As a student in this course, you are expected to attend scheduled class meetings and actively participate in all class activities. Students who miss the first week of the semester or who do not attend 50% of the scheduled class meetings before the end of the fourth week of the semester may be subject to administrative withdrawal. Regardless of attendance, students who do not actively participate in this class by not submitting a majority of their assignments by the posted due date are subject to administrative withdrawal. Students who are administratively withdrawn from this class after the fourth week will not be eligible for a tuition refund. Administrative withdrawals may have an impact on the student’s financial aid awards and visa status. 

IU FLAGS (Student Performance Early Alert System)

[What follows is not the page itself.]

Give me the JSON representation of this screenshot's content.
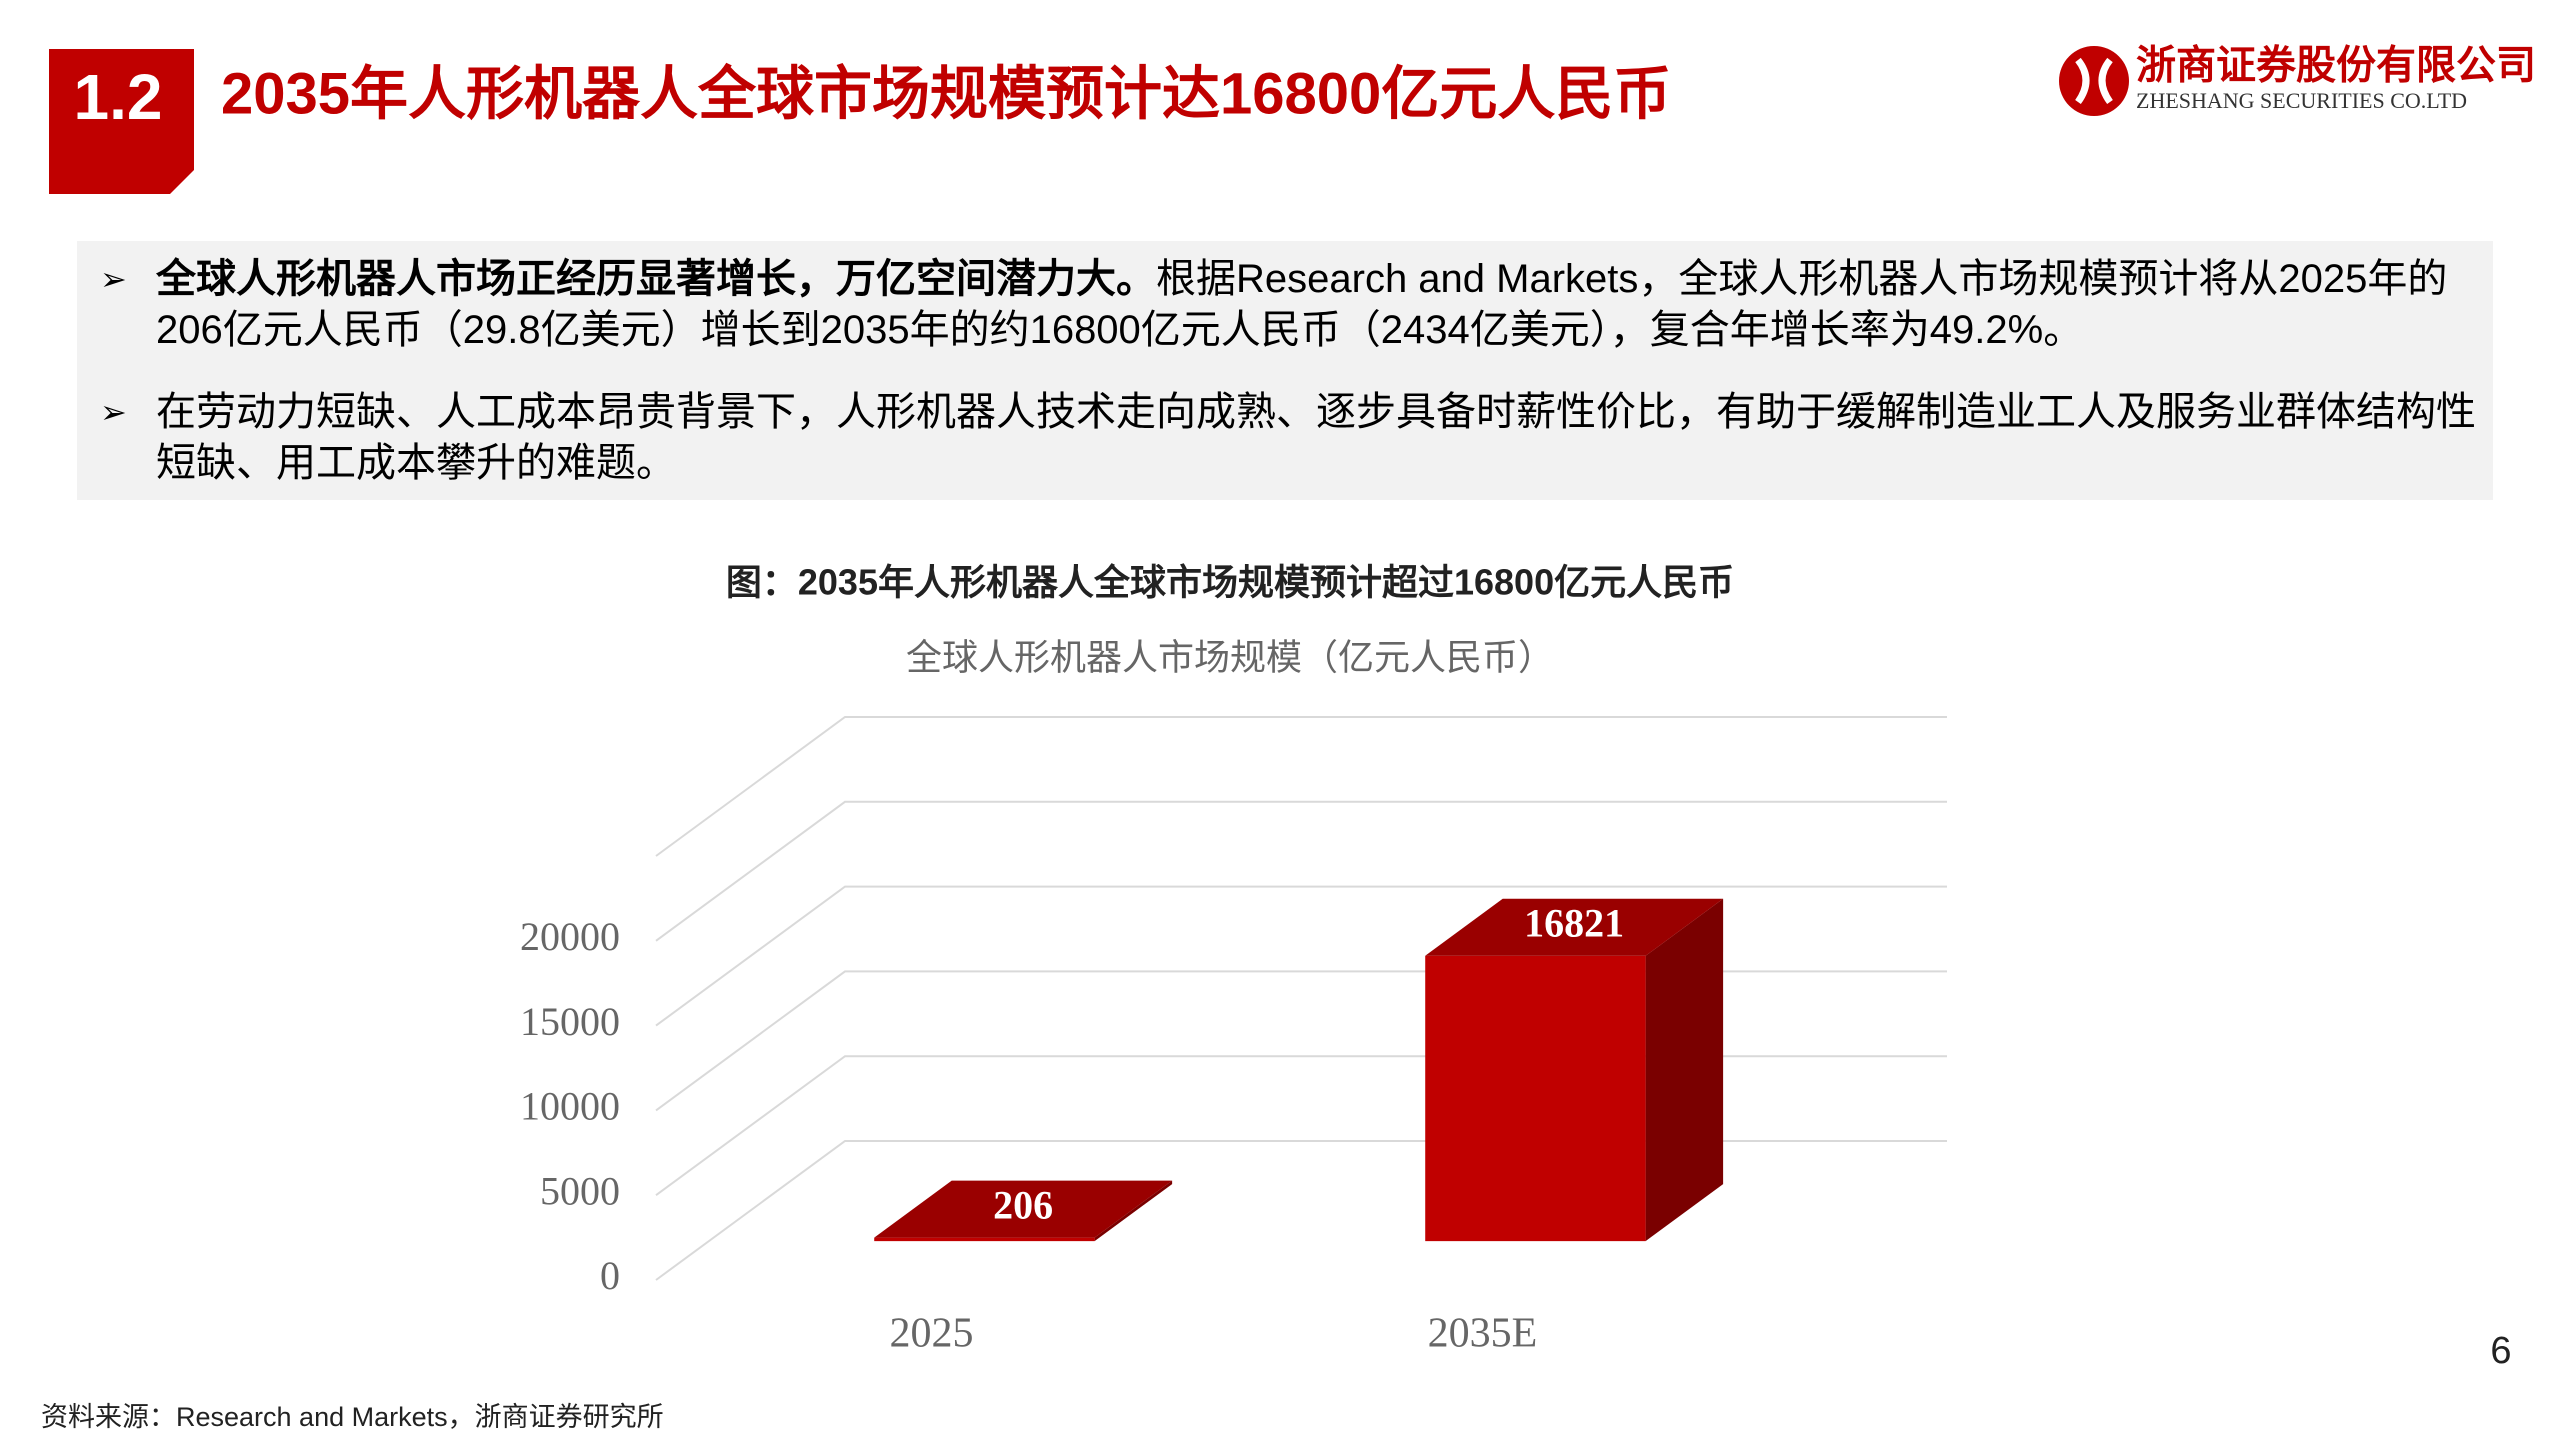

This semester I will be using IU’s Early Alert System to provide real-time feedback on your performance in this course. I will be entering data on factors such as your class attendance, participation, and success with coursework, among other things. This information will provide feedback on how you are faring in the course and offer you suggestions on how you might be able to improve your performance. You will be able to access this information in the student center: OneStart > Student Services page > Student Center > My Academics and Grades > My Grades. If there is no entry, then no concerns have been reported about your academic performance.


IU Academic Policies 

This course is governed by IU academic policies in the following areas:

  • Grading Guidelines
  • Writing Standards
  • Academic Integrity and Plagiarism
  • Course Evaluations
  • Students With Disabilities


A (90-100) = Excellent
B (80-89) = Good
C (70-79) = Below standards
F (69 or below) = Failure
FN = Failure for nonattendance
I = Incomplete
W = Withdrew

The grade of Incomplete (I) for students unable to complete the course may be available in extenuating circumstances at the discretion of the instructor (if the student has completed at least 75% of the coursework).